Which video editor should you use? I lack the time to produce a full review of each option. Instead, I will heartily recommend that you use Cinelerra, for three reasons:

Cinelerra is a “non-linear” video editor, which means that it shows you a time-line picture of your presentation, including your audio track. It's the audio track that's especially important! Each of your words shows up as a visible bump in the volume, which makes it really easy to put sentences back together again if, while recording, you made a mistake, paused, and then repeated the last few words again to get them correct.
Cinelerra does not actually alter your source video file. Each time you save your project, it just saves a tiny project.xml file listing the pieces of video and audio that you've clipped together on its timeline. This means that it's not wasting effort trying to modify your multi-gigabyte DV file; instead, it's just remembering which frames of the DV file should be rendered after all of your cutting and pasting are complete.
Because Cinelerra doesn't save any information inside of your video file, you can actually just delete the DV file when you're done using Cinelerra! If you want the ability to do more editing in the future, just keep around your original Ogg/Theora file and the project.xml generated from Cinelerra, and you can always re-generate the DV file (with the command given above) and then re-run Cinelerra.

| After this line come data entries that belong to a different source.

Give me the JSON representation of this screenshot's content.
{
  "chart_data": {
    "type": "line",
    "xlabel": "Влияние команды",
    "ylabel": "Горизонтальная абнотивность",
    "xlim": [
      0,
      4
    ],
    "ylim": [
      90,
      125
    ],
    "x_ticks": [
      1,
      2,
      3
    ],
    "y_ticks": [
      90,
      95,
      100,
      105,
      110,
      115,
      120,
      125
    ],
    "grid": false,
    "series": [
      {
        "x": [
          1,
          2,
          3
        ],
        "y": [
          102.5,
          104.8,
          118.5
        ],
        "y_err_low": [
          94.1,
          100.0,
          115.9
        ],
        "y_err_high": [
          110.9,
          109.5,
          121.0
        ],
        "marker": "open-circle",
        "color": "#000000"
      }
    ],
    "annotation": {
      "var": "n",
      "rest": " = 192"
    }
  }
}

One hint: when Cinelerra starts, not only will its timeline window appear, but also a window for recording video off of a live camera. Close the recording window, which won't help you during editing, and use the “Windows” pull-down menu to open a “Compositor” window instead. It is the Compositor window that will let you see your presentation's video as you edit.

When you are done editing and are ready to have Cinelerra “render” the result to a new movie file, you are given a choice of output formats. I found that saving to yet another Ogg/Theora file gave the best results.

Mixing back down

Finally, before you submit your screencast to Google Video, or YouTube, or wherever, there are three final goals to be accomplished:

Convert it into a popular format that the hosting service will appreciate. Though Google Video can now process Ogg/Theora files, it seems to put ugly margins around them. I found that submitting the same data as an AVI file produced much more attractive results. (Not that Google Video has terribly good image quality either way!)
Adjust the resolution. Typically, you will want to reduce it from 720 pixels across to something more modest.
Finally, in my case the volume always needs to be adjusted; my microphone is very quiet. So, I ask for the volume to be increased so that my voice hovers around half of full volume. Listen to your result, and change this number to suit your own taste.

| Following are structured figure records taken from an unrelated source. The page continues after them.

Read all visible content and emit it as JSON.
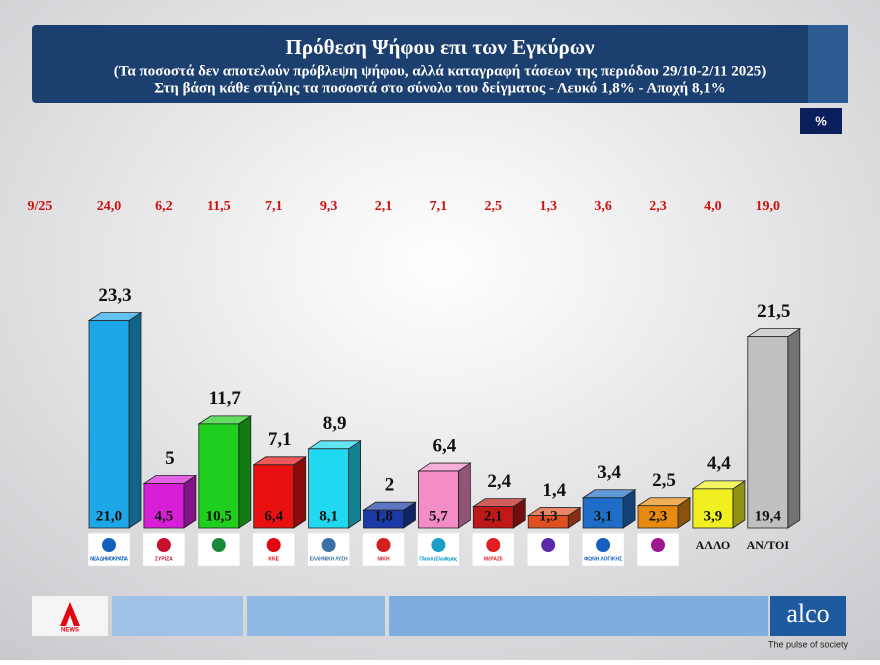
{
  "chart_data": {
    "type": "bar3d",
    "title": "Πρόθεση Ψήφου επι των Εγκύρων",
    "subtitle": [
      "(Τα ποσοστά δεν αποτελούν πρόβλεψη ψήφου, αλλά καταγραφή τάσεων της περιόδου  29/10-2/11 2025)",
      "Στη βάση κάθε στήλης τα ποσοστά στο σύνολο του δείγματος - Λευκό 1,8% - Αποχή 8,1%"
    ],
    "unit_label": "%",
    "categories": [
      "ΝΕΑ ΔΗΜΟΚΡΑΤΙΑ",
      "ΣΥΡΙΖΑ",
      null,
      "ΚΚΕ",
      "ΕΛΛΗΝΙΚΗ ΛΥΣΗ",
      "ΝΙΚΗ",
      "Πλεύση Ελευθερίας",
      "ΜέΡΑ25",
      null,
      "ΦΩΝΗ ΛΟΓΙΚΗΣ",
      null,
      "ΑΛΛΟ",
      "ΑΝ/ΤΟΙ"
    ],
    "logo_colors": [
      "#1560bd",
      "#c8102e",
      "#1a8a3a",
      "#e30613",
      "#3a6ea5",
      "#d02020",
      "#1aa0c8",
      "#e02020",
      "#5a2aa8",
      "#1560bd",
      "#a01890",
      null,
      null
    ],
    "previous": {
      "name": "9/25",
      "color": "#d01010",
      "values": [
        24.0,
        6.2,
        11.5,
        7.1,
        9.3,
        2.1,
        7.1,
        2.5,
        1.3,
        3.6,
        2.3,
        4.0,
        19.0
      ],
      "value_labels": [
        "24,0",
        "6,2",
        "11,5",
        "7,1",
        "9,3",
        "2,1",
        "7,1",
        "2,5",
        "1,3",
        "3,6",
        "2,3",
        "4,0",
        "19,0"
      ]
    },
    "valid": {
      "colors": [
        "#1ea7e8",
        "#d81fd8",
        "#1ecf1e",
        "#e81010",
        "#20d8f0",
        "#1a3aa8",
        "#f48cc8",
        "#c01818",
        "#e05020",
        "#1e6ec8",
        "#e88a10",
        "#f0f020",
        "#c0c0c0"
      ],
      "values": [
        23.3,
        5,
        11.7,
        7.1,
        8.9,
        2,
        6.4,
        2.4,
        1.4,
        3.4,
        2.5,
        4.4,
        21.5
      ],
      "value_labels": [
        "23,3",
        "5",
        "11,7",
        "7,1",
        "8,9",
        "2",
        "6,4",
        "2,4",
        "1,4",
        "3,4",
        "2,5",
        "4,4",
        "21,5"
      ]
    },
    "sample": {
      "values": [
        21.0,
        4.5,
        10.5,
        6.4,
        8.1,
        1.8,
        5.7,
        2.1,
        1.3,
        3.1,
        2.3,
        3.9,
        19.4
      ],
      "value_labels": [
        "21,0",
        "4,5",
        "10,5",
        "6,4",
        "8,1",
        "1,8",
        "5,7",
        "2,1",
        "1,3",
        "3,1",
        "2,3",
        "3,9",
        "19,4"
      ]
    }
  },
  "footer": {
    "channel": "NEWS",
    "brand": "alco",
    "tagline": "The pulse of society"
  }
}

All three of these final goals are accomplished with a single command line:

mencoder cinelerra.ogg -vf scale=640:480 \
 -af volnorm=1:0.5 -ovc lavc -oac twolame \
 -o final.avi

The final.avi file is now ready to be posted on the Web!

I hope this helps someone through the frustrations of preparing a screencast themselves. I myself will be looking for more screencast topics in the near future, so that I can use all of this advice again myself. Good luck!